Security unit #84 in Arizona’s Papago Park housed captured Nazi Kriegsmarine U-boat commanders and their crews. It was the POWs from #84’s compound 1A who would trigger the biggest manhunt in Arizona history. The U.S. military would call in local and state law enforcement, the FBI, and Papago Indian scouts.
John Hammond Moore’s book about the escape, The Faustball Tunnel, documents the entire episode. There were three main problems with the situation at #84. First, the Germans were housed in a way that put all the troublemakers together. Second, there was a blind spot in the guard tower’s view, one the Provost Marshall, Capt. Cecil Parshall knew the Germans would exploit. Finally, German officers and non-commissioned officers were exempt from work details under the Geneva Conventions, so all they had was time to plan their escape.
They began tunneling sometime in September 1944. Capt. Parshall was right, they used the blind spot in the guard towers. The Germans worked in 90 minute shifts of three-man crews digging near a bathhouse. They would go in, ostensibly to shower, sometimes excavate up to three feet per night, and a fourth crew would get rid of the dirt the next day. They eventually convinced the Americans to let them build a faustball (volleyball) court, which the Germans smoothed out with rakes provided by their captors.
Most were apt to make the 130-mile trek to Mexico. They were going to use toasted bread crumbs that would be mixed with milk or water for sustenance. They also needed things they could only get by co-opting the Americans. American photographers took snapshots of them to send home to Germany, and the Germans used those photos to make fake passports and other items. They would pose as foreign sailors making their way to the coast. They also earned U.S. money by making fake Nazi paraphernalia out of toothpaste tubes and bootblack.
Three other prisoners would instead plan to make their way 30 miles West to the Gila River, and so built a flatboat from scavenged lumber. The boat was designed to be folded up and carried in 18-inch segments. The guards just thought they were making handicrafts.
On December 23, compound 1B began to loudly celebrate news of the Battle of the Bulge as compound 1A quietly began their escape. Ten teams of 2-3 men left with packs of clothing, provisions, and false credentials, escaping by crawling through their tunnel. 25 men in all escaped into Papago Park that night.
The next evening, by the time Parshall knew there had been an escape, five of the escapees had turned themselves in because they were tired of being cold, hungry, and wet. A sixth would also be captured that day.

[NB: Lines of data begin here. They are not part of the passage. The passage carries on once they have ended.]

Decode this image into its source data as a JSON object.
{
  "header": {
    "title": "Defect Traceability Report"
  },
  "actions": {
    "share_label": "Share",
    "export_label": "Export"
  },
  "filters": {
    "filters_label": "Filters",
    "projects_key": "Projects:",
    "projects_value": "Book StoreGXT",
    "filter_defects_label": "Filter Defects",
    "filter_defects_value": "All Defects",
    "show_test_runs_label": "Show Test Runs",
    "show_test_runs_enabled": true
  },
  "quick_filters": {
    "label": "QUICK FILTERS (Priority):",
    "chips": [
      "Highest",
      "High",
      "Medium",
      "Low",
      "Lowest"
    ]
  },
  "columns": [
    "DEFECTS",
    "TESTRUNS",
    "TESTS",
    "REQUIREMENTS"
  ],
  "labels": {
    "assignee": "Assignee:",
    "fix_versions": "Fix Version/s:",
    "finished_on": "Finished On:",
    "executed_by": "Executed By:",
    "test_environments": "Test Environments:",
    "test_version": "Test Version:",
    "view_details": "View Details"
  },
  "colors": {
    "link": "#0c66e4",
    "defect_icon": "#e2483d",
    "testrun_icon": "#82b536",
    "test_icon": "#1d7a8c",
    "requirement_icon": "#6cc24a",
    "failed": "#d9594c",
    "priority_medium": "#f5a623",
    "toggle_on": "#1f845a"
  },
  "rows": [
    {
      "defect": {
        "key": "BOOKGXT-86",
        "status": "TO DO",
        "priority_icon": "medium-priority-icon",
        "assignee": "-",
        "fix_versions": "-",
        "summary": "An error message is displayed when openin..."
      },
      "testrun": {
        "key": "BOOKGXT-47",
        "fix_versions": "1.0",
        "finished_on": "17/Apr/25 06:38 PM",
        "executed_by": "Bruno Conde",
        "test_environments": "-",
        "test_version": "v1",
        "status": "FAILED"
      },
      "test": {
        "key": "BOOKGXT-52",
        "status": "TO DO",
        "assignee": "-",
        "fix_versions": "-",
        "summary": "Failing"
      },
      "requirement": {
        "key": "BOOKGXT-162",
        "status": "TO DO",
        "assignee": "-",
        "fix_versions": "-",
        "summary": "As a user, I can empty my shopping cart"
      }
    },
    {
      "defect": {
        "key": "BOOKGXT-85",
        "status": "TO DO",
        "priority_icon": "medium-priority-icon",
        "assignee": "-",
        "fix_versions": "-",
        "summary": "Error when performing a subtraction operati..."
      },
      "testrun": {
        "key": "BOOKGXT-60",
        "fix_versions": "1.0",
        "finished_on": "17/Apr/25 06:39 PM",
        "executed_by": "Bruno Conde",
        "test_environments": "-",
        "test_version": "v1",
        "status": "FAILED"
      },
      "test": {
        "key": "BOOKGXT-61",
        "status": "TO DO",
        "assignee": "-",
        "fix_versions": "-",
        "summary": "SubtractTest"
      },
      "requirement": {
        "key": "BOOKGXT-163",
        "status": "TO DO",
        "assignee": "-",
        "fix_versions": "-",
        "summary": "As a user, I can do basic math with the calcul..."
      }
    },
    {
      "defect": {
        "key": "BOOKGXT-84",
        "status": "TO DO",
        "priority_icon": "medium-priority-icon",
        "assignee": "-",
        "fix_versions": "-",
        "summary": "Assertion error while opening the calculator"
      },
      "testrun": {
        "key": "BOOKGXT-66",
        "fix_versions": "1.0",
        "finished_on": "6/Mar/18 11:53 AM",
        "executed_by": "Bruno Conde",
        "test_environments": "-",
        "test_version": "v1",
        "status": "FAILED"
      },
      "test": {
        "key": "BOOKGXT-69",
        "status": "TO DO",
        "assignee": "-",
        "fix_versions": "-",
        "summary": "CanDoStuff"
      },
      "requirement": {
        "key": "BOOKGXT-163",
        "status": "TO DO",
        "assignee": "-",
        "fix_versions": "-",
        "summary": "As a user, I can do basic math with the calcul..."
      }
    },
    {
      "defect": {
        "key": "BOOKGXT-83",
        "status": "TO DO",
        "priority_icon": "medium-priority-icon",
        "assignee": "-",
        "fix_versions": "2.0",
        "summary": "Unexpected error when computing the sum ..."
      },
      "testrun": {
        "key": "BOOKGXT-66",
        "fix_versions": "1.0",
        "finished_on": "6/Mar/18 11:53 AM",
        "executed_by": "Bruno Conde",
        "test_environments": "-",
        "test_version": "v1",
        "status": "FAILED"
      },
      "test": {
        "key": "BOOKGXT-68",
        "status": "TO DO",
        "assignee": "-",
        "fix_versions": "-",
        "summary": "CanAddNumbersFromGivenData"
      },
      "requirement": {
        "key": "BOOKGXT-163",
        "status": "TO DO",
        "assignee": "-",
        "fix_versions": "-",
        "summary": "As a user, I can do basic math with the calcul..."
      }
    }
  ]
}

Soldiers, FBI agents, sheriff’s deputies, police, border patrol, and customs agents all joined the search for the nineteen remaining Germans. Ranchers and Indian scouts were drawn by the $25 reward posted for the capture of each escapee. Newspapers carried mug shots of the men.
By January 8th, 1945, only six men remained at large. The three boatmen were capture three days later, after discovering the Gila wasn’t much of a river and that their boat was largely useless.
The last three escapees didn’t try too hard to escape at first. They hid out in a shallow cave near Papago Park. They even went bowling in Phoenix and had a few beers one night. One of those would exchange places with other prisoners on work details outside of camp, then sneak back out on another detail, allowing another POW some time outside the camp. Eventually he was discovered and the last two men would be captured outside of Phoenix.
“Conceiving of it, digging it, getting out, getting back, telling about our adventures, finding out what happened to the others…why, it covered a year or more and was our great recreation,” one of the escapees recalled years later. “It kept our spirits up even as Germany was being crushed and we worried about our parents and our families.”
None of the 25 escapees were shot or killed by their American captors as retribution for their escape. No German POW ever escaped the United States and made his way back to Germany.